And more is in store, as a building typhoon (named ‘Podul’) in the North-West Pacific/South China Sea charges in, and sends in a remnant across Vietnam, Laos and Myanmar into the Bay of Bengal.

Pacific storm push

This could grow into a monsoon depression in the Bay and hit the Odisha-Bengal coast in a week’s time (early September, its last full month) and push into East India, Central India and North-West India, targeting Rajasthan.

This could likely be followed sooner than later by a successor system, once again drawing strength from the feverish activity over the North-West Pacific/South China Sea.

The currently strong monsoon conditions are best explained by the forecast for winds speeding up to 55 km/hr over the South-West Arabian Sea off the Somalia coast, the West-Central Arabian Sea and the Odisha coast.

Squally weather is likely to prevail over the East-Central Bay and adjoining North Andaman Sea, the Gulf of Mannar and the adjoining South Tamil Nadu coast. Fishermen are advised not to venture into these areas.

US agency forecast

Already, the Climate Prediction Centre of the US National Weather Service has suggested that the Indian monsoon system would likely stay in robust health into the second week of September.

On Tuesday, the IMD located the land-based monsoon trough, the atmospheric highway for monsoon winds to blow in from both the Arabian Sea and the Bay of Bengal, along a North-West to South-East axis.

It passed through Jaisalmer, Sawai Madhopur, Panna, Korba, Raurkela and Balasore before dipping into the East-Central Bay of Bengal cutting across Rajasthan, Madhya Pradesh, Chattisgarh and Odisha.

This apart, a ‘shear zone’ of monsoon turbulence lies over Central India across the aforementioned states, further boosting the sentiments for strong monsoon conditions.

Shear zone up

The shear zone lies further high in the atmosphere, and is a platform for monsoon systems (‘lows’ and depressions) to play around in, representing the robust health of the monsoon system as a whole.

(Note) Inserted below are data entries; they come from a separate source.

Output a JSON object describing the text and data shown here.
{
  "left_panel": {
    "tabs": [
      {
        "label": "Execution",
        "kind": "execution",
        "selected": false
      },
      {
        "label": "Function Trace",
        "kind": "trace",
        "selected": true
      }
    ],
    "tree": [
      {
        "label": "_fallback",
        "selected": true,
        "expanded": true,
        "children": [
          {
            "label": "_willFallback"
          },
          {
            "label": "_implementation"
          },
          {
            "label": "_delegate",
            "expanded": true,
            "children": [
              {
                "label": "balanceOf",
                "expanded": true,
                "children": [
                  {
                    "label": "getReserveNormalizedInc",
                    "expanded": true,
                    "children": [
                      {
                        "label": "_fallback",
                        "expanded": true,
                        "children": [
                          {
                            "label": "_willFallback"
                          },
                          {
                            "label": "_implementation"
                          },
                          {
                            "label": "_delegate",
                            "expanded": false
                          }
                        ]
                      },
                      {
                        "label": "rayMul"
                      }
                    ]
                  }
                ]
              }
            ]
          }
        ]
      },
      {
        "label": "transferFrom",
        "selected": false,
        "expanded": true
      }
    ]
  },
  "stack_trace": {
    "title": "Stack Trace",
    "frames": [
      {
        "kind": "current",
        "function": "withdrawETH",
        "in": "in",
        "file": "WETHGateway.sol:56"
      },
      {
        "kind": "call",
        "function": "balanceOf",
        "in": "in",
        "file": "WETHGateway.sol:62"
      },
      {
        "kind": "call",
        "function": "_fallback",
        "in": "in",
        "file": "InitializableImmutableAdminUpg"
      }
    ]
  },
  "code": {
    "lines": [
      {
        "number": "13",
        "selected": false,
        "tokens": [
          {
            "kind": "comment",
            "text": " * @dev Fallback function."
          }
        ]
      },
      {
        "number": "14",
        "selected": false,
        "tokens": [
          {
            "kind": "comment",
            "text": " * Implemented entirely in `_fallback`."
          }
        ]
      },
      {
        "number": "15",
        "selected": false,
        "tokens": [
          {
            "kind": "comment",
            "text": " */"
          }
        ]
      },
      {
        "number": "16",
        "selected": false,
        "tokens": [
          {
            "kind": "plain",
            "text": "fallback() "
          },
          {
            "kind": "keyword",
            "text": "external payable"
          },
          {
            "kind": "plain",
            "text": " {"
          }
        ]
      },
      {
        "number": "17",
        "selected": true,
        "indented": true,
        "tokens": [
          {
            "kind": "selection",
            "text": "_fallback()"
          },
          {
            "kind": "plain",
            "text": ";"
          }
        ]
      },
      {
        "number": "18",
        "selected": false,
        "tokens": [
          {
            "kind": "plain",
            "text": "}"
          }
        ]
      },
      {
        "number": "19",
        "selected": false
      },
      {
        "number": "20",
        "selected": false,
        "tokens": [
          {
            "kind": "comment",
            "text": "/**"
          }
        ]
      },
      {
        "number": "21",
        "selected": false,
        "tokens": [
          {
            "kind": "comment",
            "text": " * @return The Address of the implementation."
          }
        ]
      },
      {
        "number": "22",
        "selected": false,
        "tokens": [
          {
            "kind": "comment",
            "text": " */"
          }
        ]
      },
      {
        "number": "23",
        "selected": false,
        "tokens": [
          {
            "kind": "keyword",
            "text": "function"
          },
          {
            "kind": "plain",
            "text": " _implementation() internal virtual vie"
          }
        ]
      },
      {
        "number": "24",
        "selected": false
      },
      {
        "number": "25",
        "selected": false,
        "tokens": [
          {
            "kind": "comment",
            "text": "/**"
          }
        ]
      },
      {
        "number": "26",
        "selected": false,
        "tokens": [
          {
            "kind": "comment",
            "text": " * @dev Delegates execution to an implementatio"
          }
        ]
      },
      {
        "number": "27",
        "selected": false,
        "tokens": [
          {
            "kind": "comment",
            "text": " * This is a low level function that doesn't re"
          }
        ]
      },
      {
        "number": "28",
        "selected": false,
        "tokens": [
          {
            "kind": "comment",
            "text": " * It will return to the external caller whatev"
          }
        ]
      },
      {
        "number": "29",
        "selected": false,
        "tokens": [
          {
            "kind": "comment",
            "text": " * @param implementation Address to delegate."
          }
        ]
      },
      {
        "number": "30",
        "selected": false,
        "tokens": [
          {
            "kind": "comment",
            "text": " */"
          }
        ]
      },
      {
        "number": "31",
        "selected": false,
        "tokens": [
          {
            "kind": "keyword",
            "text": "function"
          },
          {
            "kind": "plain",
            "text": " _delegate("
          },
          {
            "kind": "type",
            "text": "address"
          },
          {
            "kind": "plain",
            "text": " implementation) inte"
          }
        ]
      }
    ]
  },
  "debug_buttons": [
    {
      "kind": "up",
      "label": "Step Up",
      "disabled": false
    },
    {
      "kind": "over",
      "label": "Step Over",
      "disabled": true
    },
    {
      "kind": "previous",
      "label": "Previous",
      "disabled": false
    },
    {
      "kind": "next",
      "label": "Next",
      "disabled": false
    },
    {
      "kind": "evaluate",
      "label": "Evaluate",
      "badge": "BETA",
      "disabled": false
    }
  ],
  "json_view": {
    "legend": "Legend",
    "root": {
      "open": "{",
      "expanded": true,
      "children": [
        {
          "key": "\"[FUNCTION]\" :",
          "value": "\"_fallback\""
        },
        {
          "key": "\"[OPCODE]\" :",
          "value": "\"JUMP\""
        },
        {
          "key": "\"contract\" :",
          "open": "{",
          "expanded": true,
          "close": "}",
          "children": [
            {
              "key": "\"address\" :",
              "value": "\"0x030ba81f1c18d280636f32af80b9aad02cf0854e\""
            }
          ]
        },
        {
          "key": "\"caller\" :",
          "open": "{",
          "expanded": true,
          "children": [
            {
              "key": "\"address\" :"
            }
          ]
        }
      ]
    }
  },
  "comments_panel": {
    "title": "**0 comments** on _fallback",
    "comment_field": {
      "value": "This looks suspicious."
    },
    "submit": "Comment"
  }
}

Fairly widespread to widespread rainfall with isolated heavy to very heavy falls with extremely heavy falls is likely over Gujarat till Wednesday while it would be heavy to very heavy over East Rajasthan, Kerala and Andaman & Nicobar Islands.

Heavy rainfall has also been forecast for the next three to four days over Coastal and South Interior Karnataka and Odisha as the monsoon builds to another peak.

A forecast valid for September 1 to 3 spoke about the possibility of fairly widespread to widespread rainfall with isolated heavy falls likely over Central, North-West and North-East India as well as along the West Coast.